L’Autre Laurentides, c’est aussi une région avec ses difficultés : économiques, sociales, la distance pour les soins de santé spécialisés, etc. Je le sais qu’il faudrait des changements importants pour être à la hauteur des besoins, mais je suis fier de contribuer au Centre de pédiatrie sociale en communauté Antoine-Labelle, qui tente de faire vivre des petites victoires aux enfants en situation de vulnérabilité. C’est une petite goutte qui fait toute la différence dans la vie de ces quelques 200 bambin.e.s.

Sur le plan professionnel, j’ai la chance de côtoyer les décideurs de demain, les professionnel.le.s qui pourront revenir aider ma région par leur expertise. Plusieurs d’entre eux n’ont pas eu la chance d’évoluer dans un milieu familial où les idées étaient librement discutées, où l’éducation était valorisée, où on leur demandait ce qu’ils et elles ont à dire. La philosophie que j’enseigne est un peu cette ouverture, et les questions qu’elle apporte permettent à plusieurs d’explorer une facette de leur identité – de leurs potentiels – qui n’avait pas été stimulée de la sorte. Je suis encore étonné de comment des garçonnets un peu désinvoltes nous venant du secondaire sortent avec une tête forte et capable d’impressionner par leur profondeur ; je suis encore étonné de comment des fillettes un peu arrogantes nous venant du secondaire sortent avec une assurance et une capacité à prendre la parole efficacement.
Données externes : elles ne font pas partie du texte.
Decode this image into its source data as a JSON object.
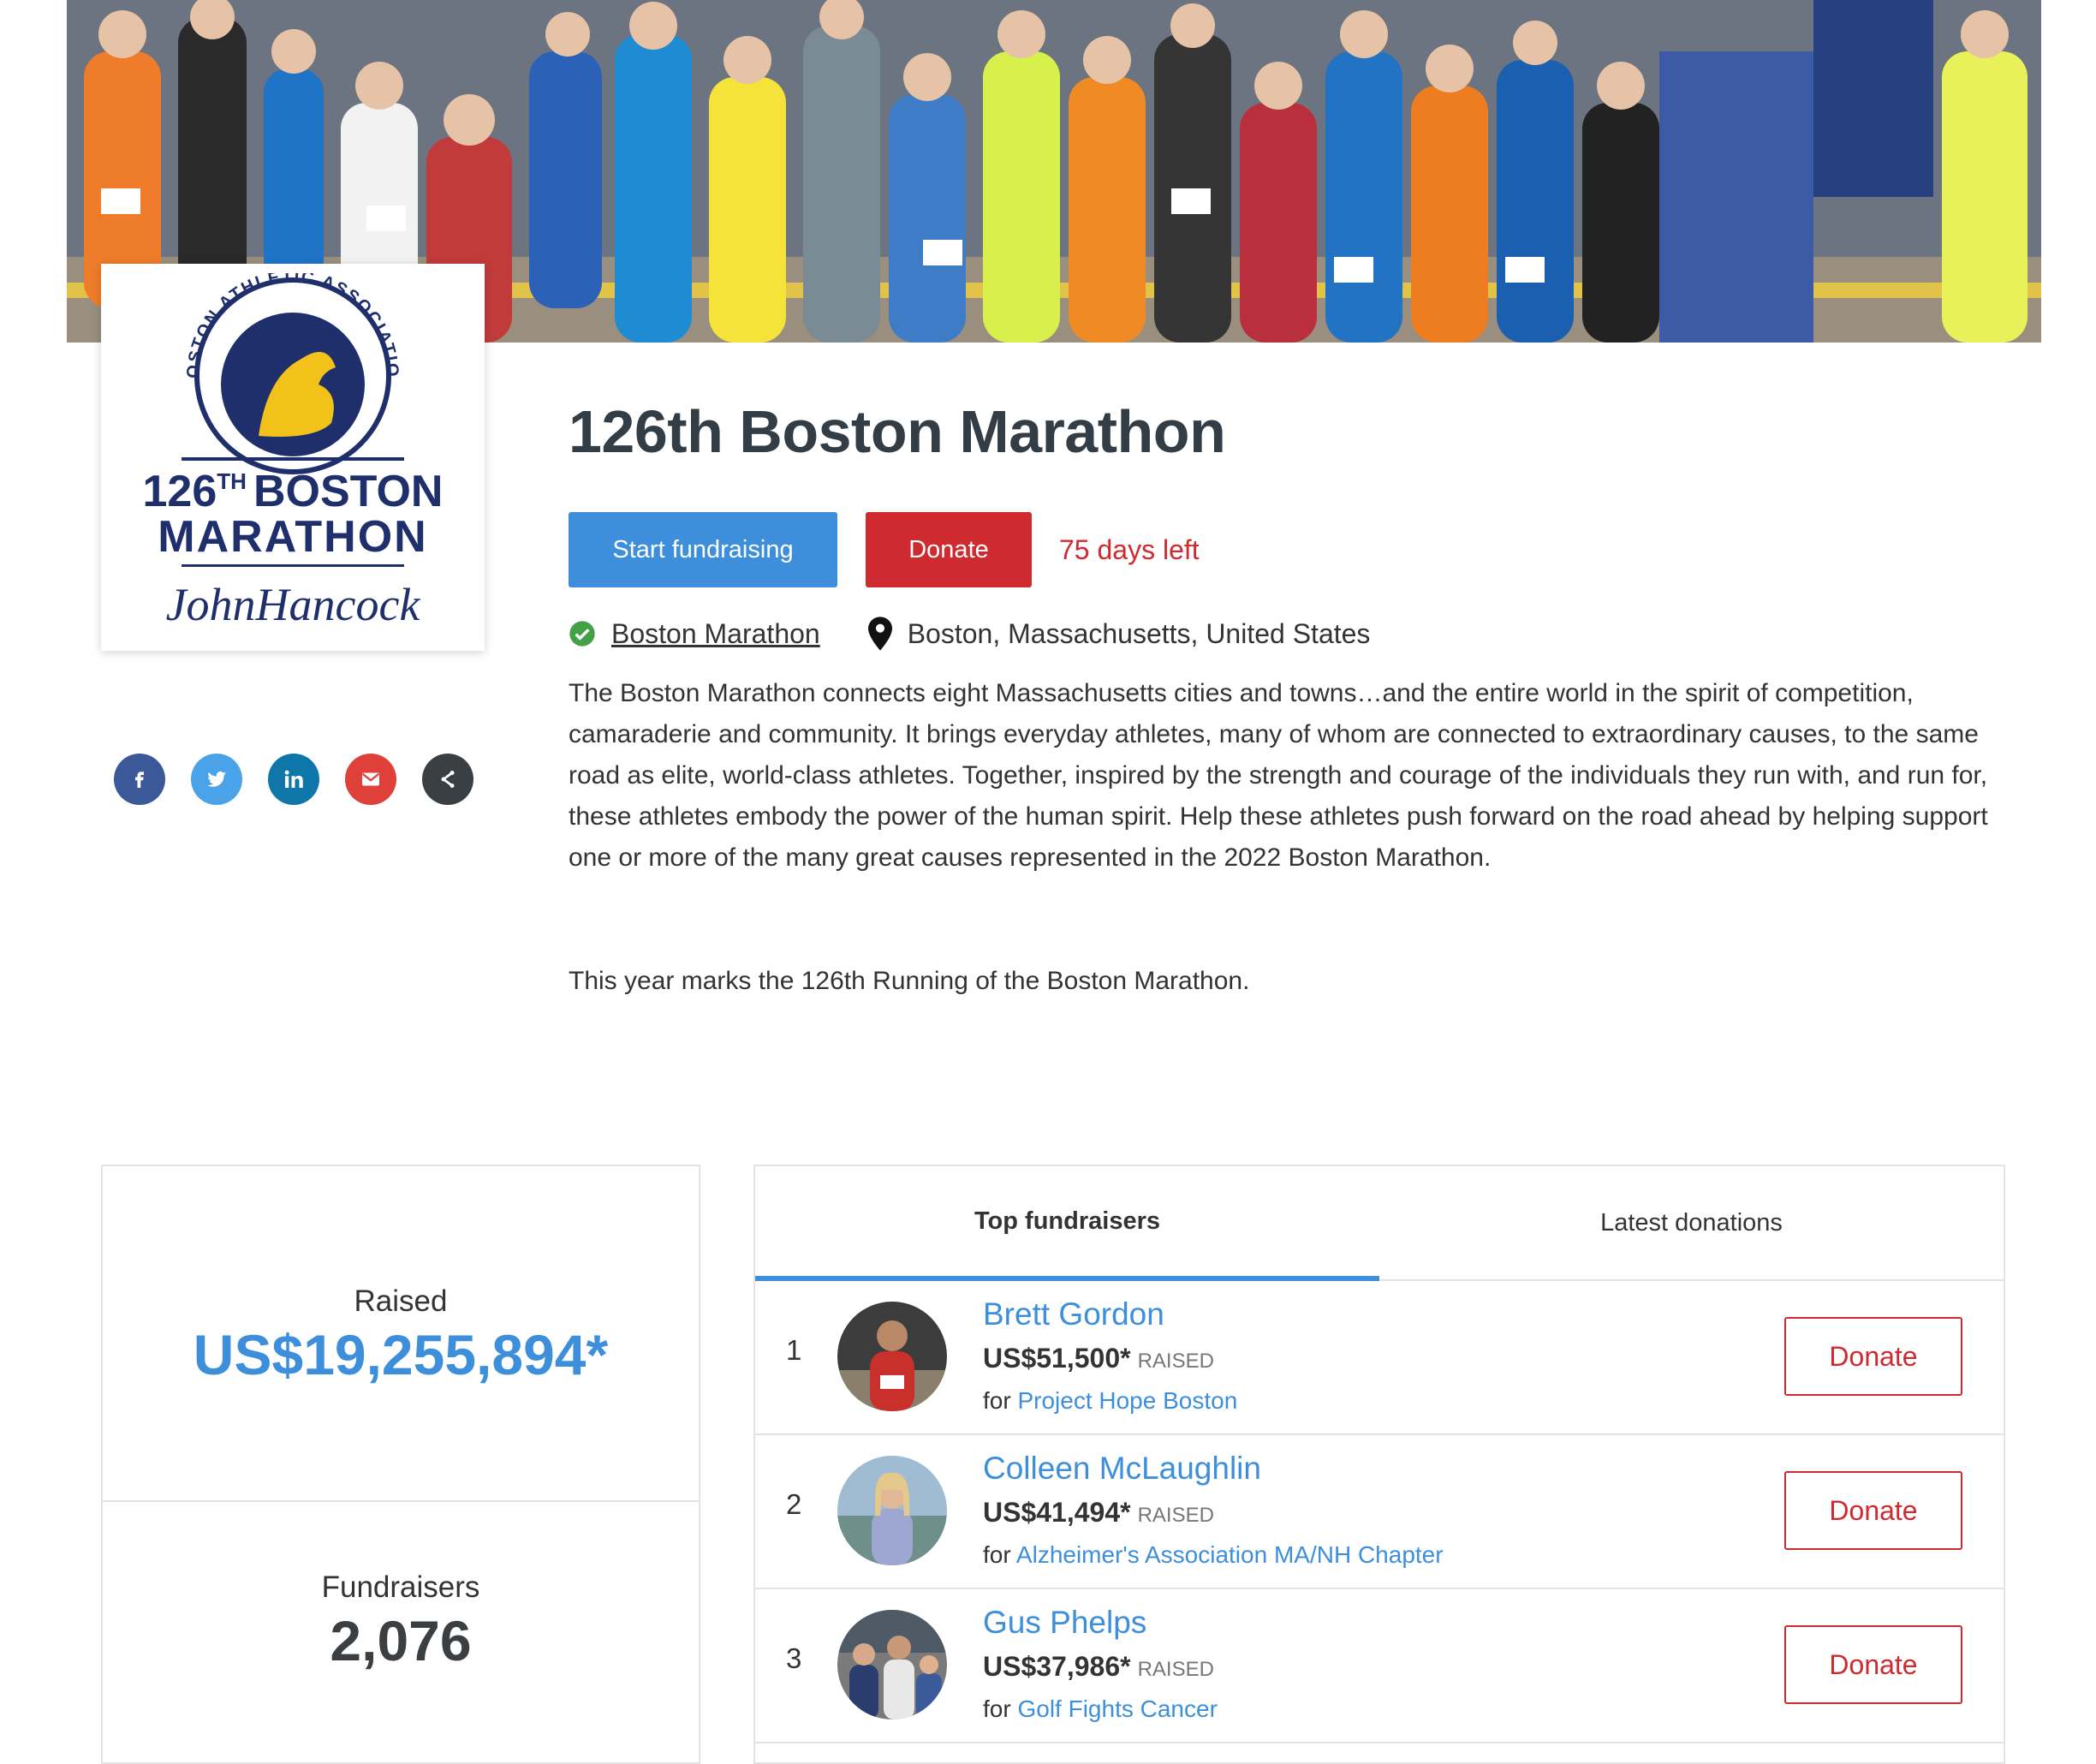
{
  "hero": {
    "alt": "Boston Marathon runners"
  },
  "logo": {
    "ring_text": "BOSTON ATHLETIC ASSOCIATION",
    "line1_num": "126",
    "line1_sup": "TH",
    "line1_word": "BOSTON",
    "line2": "MARATHON",
    "sponsor": "JohnHancock"
  },
  "share": {
    "icons": [
      "facebook-icon",
      "twitter-icon",
      "linkedin-icon",
      "email-icon",
      "share-icon"
    ]
  },
  "event": {
    "title": "126th Boston Marathon",
    "start_label": "Start fundraising",
    "donate_label": "Donate",
    "days_left": "75 days left",
    "organizer": "Boston Marathon",
    "location": "Boston, Massachusetts, United States",
    "description": "The Boston Marathon connects eight Massachusetts cities and towns…and the entire world in the spirit of competition, camaraderie and community. It brings everyday athletes, many of whom are connected to extraordinary causes, to the same road as elite, world-class athletes. Together, inspired by the strength and courage of the individuals they run with, and run for, these athletes embody the power of the human spirit. Help these athletes push forward on the road ahead by helping support one or more of the many great causes represented in the 2022 Boston Marathon.",
    "description2": "This year marks the 126th Running of the Boston Marathon."
  },
  "stats": {
    "raised_label": "Raised",
    "raised_value": "US$19,255,894*",
    "fundraisers_label": "Fundraisers",
    "fundraisers_value": "2,076"
  },
  "tabs": [
    {
      "label": "Top fundraisers",
      "active": true
    },
    {
      "label": "Latest donations",
      "active": false
    }
  ],
  "fundraisers": [
    {
      "rank": "1",
      "name": "Brett Gordon",
      "amount": "US$51,500*",
      "raised": "RAISED",
      "for": "for",
      "charity": "Project Hope Boston",
      "donate": "Donate"
    },
    {
      "rank": "2",
      "name": "Colleen McLaughlin",
      "amount": "US$41,494*",
      "raised": "RAISED",
      "for": "for",
      "charity": "Alzheimer's Association MA/NH Chapter",
      "donate": "Donate"
    },
    {
      "rank": "3",
      "name": "Gus Phelps",
      "amount": "US$37,986*",
      "raised": "RAISED",
      "for": "for",
      "charity": "Golf Fights Cancer",
      "donate": "Donate"
    }
  ],
  "colors": {
    "primary": "#3d8fdb",
    "danger": "#cf2a2f",
    "verified": "#43a047",
    "logo_navy": "#1f2f6b",
    "logo_gold": "#f2c21b"
  }
}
Je suis content de tenter d’ouvrir leurs perspectives et de les voir s’émanciper sur le plan personnel, social, professionnel.

Si un autobus avait été disponible pour aller à Amqui pour cette autre entrevue à laquelle je ne suis jamais allé, il est possible que ce soit pour l’Autre Gaspésie que j’écrirais ce blogue, mais rien ne m’assure que je serais demeuré là. Je n’y aurais peut-être pas trouvé ma place comme ça a été le cas ici ; il y aurait eu autre chose certes, mais je doute fort que cet autre soit à la hauteur de ce sentiment d’être chez nous. Avec les oiseaux qui gazouillent en fin de journée au lieu des « flobes » qui font du bruit sur l’autoroute à proximité.